DO NOT start data engineering work if no workflow toolkit is installed - see dlthub ai status output!

toolkits — match intent → install → open the entry skill (no discovery round-trip needed)

This index is authoritative for shipped toolkits. Match the user's intent, run the install command, then hand over to the entry skill. No MCP call needed for these.

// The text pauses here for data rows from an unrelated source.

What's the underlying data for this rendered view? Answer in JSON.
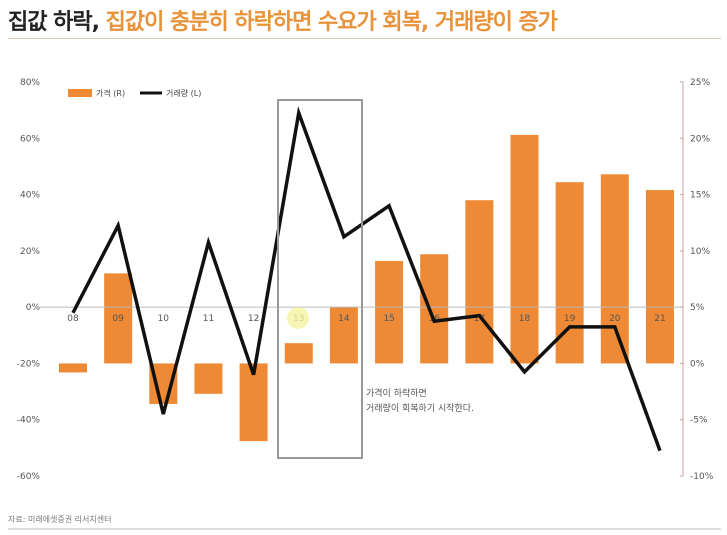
{
  "title": {
    "part1": "집값 하락, ",
    "part2": "집값이 충분히 하락하면 수요가 회복, 거래량이 증가"
  },
  "source": "자료: 미래에셋증권 리서치센터",
  "colors": {
    "bar": "#ee8a35",
    "line": "#111111",
    "title_accent": "#e8923a",
    "right_axis": "#c9a0a0"
  },
  "chart_data": {
    "type": "bar+line",
    "categories": [
      "08",
      "09",
      "10",
      "11",
      "12",
      "13",
      "14",
      "15",
      "16",
      "17",
      "18",
      "19",
      "20",
      "21"
    ],
    "series": [
      {
        "name": "가격 (R)",
        "type": "bar",
        "axis": "right",
        "values": [
          -0.8,
          8.0,
          -3.6,
          -2.7,
          -6.9,
          1.8,
          5.0,
          9.1,
          9.7,
          14.5,
          20.3,
          16.1,
          16.8,
          15.4
        ]
      },
      {
        "name": "거래량 (L)",
        "type": "line",
        "axis": "left",
        "values": [
          -2,
          29,
          -38,
          23,
          -24,
          69,
          25,
          36,
          -5,
          -3,
          -23,
          -7,
          -7,
          -51
        ]
      }
    ],
    "left_axis": {
      "range": [
        -60,
        80
      ],
      "ticks": [
        "80%",
        "60%",
        "40%",
        "20%",
        "0%",
        "-20%",
        "-40%",
        "-60%"
      ]
    },
    "right_axis": {
      "range": [
        -10,
        25
      ],
      "ticks": [
        "25%",
        "20%",
        "15%",
        "10%",
        "5%",
        "0%",
        "-5%",
        "-10%"
      ]
    },
    "legend_placement": "top-left",
    "grid": false,
    "annotation": {
      "lines": [
        "가격이 하락하면",
        "거래량이 회복하기 시작한다."
      ],
      "highlight_category": "13"
    }
  }
}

intent                                                  → toolkit                | install                                                            | entry skill
ingest from REST / HTTP APIs — production-grade pipeline → rest-api-pipeline     | dlthub --non-interactive ai toolkit install rest-api-pipeline      | find-source
ingest from SQL databases (Postgres, MySQL, Snowflake…) → sql-database-pipeline  | dlthub --non-interactive ai toolkit install sql-database-pipeline  | find-source
load files (CSV/Parquet/JSONL) from disk/S3/GCS/Azure/SFTP → filesystem-pipeline | dlthub --non-interactive ai toolkit install filesystem-pipeline    | create-filesystem-pipeline
explore & profile loaded data, build charts & dashboards → data-exploration      | dlthub --non-interactive ai toolkit install data-exploration       | explore-data
transform & model loaded data (dimensional / Kimball)   → transformations        | dlthub --non-interactive ai toolkit install transformations        | annotate-sources
add data quality checks (column expectations, validation rules) → data-quality   | dlthub --non-interactive ai toolkit install data-quality           | setup-data-quality
deploy / schedule pipelines on the dltHub platform      → dlthub-platform        | dlthub --non-interactive ai toolkit install dlthub-platform        | setup-runtime
guided end-to-end tour, ingest to dashboard (uses the real toolkits) → quick-start | dlthub --non-interactive ai toolkit install quick-start          | quick-start
test/try dlthub end-to-end — minimal pipeline + educational test deploy, NOT production → one-shot       | dlthub --non-interactive ai toolkit install one-shot               | deploy-run-sample-pipeline

one-shot vs rest-api-pipeline: one-shot is for testing / trying dlthub / onboarding / a quick demo — a minimal single-endpoint, row-limited pipeline on local DuckDB plus an educational test deploy. Educational examples only, NOT production-grade. For a real or production REST pipeline (auth, incremental, multiple endpoints, production deploy), use rest-api-pipeline. quick-start is the guided tour that walks the real toolkits end-to-end.
After installing, run uv run dlthub ai status to confirm, then continue in the same session — load the new toolkit's entry skill + workflow rule via toolkit_info (or read the installed files) and proceed. No restart needed (toolkits reuse the already-running dlt-workspace-mcp); don't lose the user's context.
The dlthub-router skill wraps this flow and is the fallback for needs not covered above (it uses live list_toolkits to discover newer toolkits).
DO NOT start data engineering work if no workflow toolkit is installed.